25 Des contrats Les paires de matelot sont plus que de simples camarades de dortoir. Ils sont associés à part entière et un contrat en bonne et due forme les lie pour les expéditions et s’étend même à d’autres activités que la course. Cette pratique accompagne ainsi la signature par les membres d’équipage ou leurs représentants, de la charte-partie, sorte de contrat qui pose les règles de conduite à bord et le partage des prises. Cette association va de la simple durée d’une expédition à plusieurs années. Le matelotage possède aussi un aspect psychologique non négligeable: en cas de nécessité, dans un univers hostile et rude, un homme ne se trouve pas seul et sait qu’il a quelqu’un sur qui compter pour veiller sur lui ou ses intérêts. L’un soutient l’autre, le soignant en cas de maladie ou de blessure, le protégeant dans les coups durs. « Pour cet effet, écrit Oexmelin, ils passent un écrit sous seing privé, en forme de testament, par lequel, s’il arrive que l’un des deux meure, il laisse à l’autre le pouvoir de s’emparer de tout ce qu’il a. » Si ce dernier meurt à son tour, les biens reviennent aux pauvres ou aux églises.

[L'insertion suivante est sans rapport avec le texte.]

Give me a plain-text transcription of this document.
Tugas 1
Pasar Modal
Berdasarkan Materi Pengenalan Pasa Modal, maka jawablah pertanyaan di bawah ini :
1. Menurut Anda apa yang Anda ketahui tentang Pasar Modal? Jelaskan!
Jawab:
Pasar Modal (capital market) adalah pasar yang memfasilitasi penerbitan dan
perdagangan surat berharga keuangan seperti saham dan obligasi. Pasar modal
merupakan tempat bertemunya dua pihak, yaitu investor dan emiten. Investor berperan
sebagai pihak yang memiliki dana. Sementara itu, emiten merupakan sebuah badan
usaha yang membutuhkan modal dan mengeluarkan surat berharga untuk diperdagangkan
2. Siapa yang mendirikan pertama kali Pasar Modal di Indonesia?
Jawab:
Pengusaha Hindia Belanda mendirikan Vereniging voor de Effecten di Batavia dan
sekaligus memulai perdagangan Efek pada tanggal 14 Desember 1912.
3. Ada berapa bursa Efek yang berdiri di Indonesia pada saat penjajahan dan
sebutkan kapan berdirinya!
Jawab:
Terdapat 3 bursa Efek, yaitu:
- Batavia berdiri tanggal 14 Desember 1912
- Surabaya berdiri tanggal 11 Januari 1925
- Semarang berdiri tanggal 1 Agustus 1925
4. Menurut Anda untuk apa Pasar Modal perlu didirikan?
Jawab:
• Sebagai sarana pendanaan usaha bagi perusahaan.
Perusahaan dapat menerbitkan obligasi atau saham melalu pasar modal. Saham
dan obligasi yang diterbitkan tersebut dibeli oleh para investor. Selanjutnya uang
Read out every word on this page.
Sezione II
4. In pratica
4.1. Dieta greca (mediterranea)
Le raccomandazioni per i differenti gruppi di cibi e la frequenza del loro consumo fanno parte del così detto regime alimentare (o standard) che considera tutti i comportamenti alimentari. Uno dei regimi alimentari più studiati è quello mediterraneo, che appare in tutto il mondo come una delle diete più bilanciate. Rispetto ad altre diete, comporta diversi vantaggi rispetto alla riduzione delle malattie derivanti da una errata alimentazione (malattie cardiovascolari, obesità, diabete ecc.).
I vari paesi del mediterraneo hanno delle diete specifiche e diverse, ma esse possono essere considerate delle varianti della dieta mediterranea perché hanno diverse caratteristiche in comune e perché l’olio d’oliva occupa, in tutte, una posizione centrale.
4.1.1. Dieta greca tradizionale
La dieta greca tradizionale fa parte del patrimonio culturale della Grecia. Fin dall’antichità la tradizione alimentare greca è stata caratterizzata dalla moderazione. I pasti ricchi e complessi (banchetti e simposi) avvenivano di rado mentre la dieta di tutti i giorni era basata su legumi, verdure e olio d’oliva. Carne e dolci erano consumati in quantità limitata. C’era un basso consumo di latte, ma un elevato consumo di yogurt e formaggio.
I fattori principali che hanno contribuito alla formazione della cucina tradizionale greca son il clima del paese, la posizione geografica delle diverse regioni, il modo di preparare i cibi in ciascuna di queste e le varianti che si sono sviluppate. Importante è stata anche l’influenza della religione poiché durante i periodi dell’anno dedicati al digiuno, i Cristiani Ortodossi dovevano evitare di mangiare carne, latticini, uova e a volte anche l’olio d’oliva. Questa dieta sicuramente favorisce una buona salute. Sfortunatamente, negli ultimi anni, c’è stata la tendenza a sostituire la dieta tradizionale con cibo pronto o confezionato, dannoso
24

26 Un sentiment amoureux Associés pour le meilleur et pour le pire, certains pirates en « matelotage » développent un véritable sentiment amoureux envers leur compagnon. En l’absence de femmes et face aux pulsions sexuelles avivées par les combats, le matelotage s’accompagne parfois d’unions homosexuelles, plus ou moins forcées. Le capitaine pirate Robert Culliford a un « grand associé », John Swann avec lequel il vit et certains pirates achètent de « beaux garçons » pour en faire leurs compagnons. Cette liberté sexuelle que la piraterie offre, contraste avec les contraintes sociales de l’époque. L’Europe du XVIIème et du XVIIIème siècle est homophobe et la Royal Navy mène, en ce sens, des campagnes contre l’homosexualité à bord des navires. La sexualité apparait incompatible avec toute forme de travail comme l’atteste l’écrit du pasteur de Dartmouth, John Flavel, au commerçant John Loverling, relatif aux marins : « La mort de leurs désirs est le meilleur moyen pour donner vie à votre commerce. »

27 Une pratique généralisée
Preuve de la forte influence des flibustiers sur la colonie de Saint-Domingue, les boucaniers et les habitants s’amatelotent à leur exemple pour la conduite de leurs affaires. Même le gouverneur suit la coutume. Un certain Galichon, notable habitant et futur membre du Conseil souverain de Saint-Domingue en 1685, hérite des terres de Jacques Neveu de Pouancey, en Il est le « matelot » de l’administrateur français. Le Gouverneur de l’Ile de la Tortue, Bertrand d’Ogeron, fait venir de France des centaines de femmes, engagées volontaires, prostituées, issues d’hôpitaux vénériens ou de prisons, dans l’espoir de détourner les boucaniers de leurs pratiques. L’objectif est de fixer les boucaniers et d’en faire des « habitants ». Malgré cela, le matelotage continue, un matelot partageant alors sa femme avec son partenaire. Le matelotage participe certainement à l’important esprit de corps des boucaniers français de Saint-Domingue et l’expression « Frères de la Côte » ne lui est certainement pas étrangère.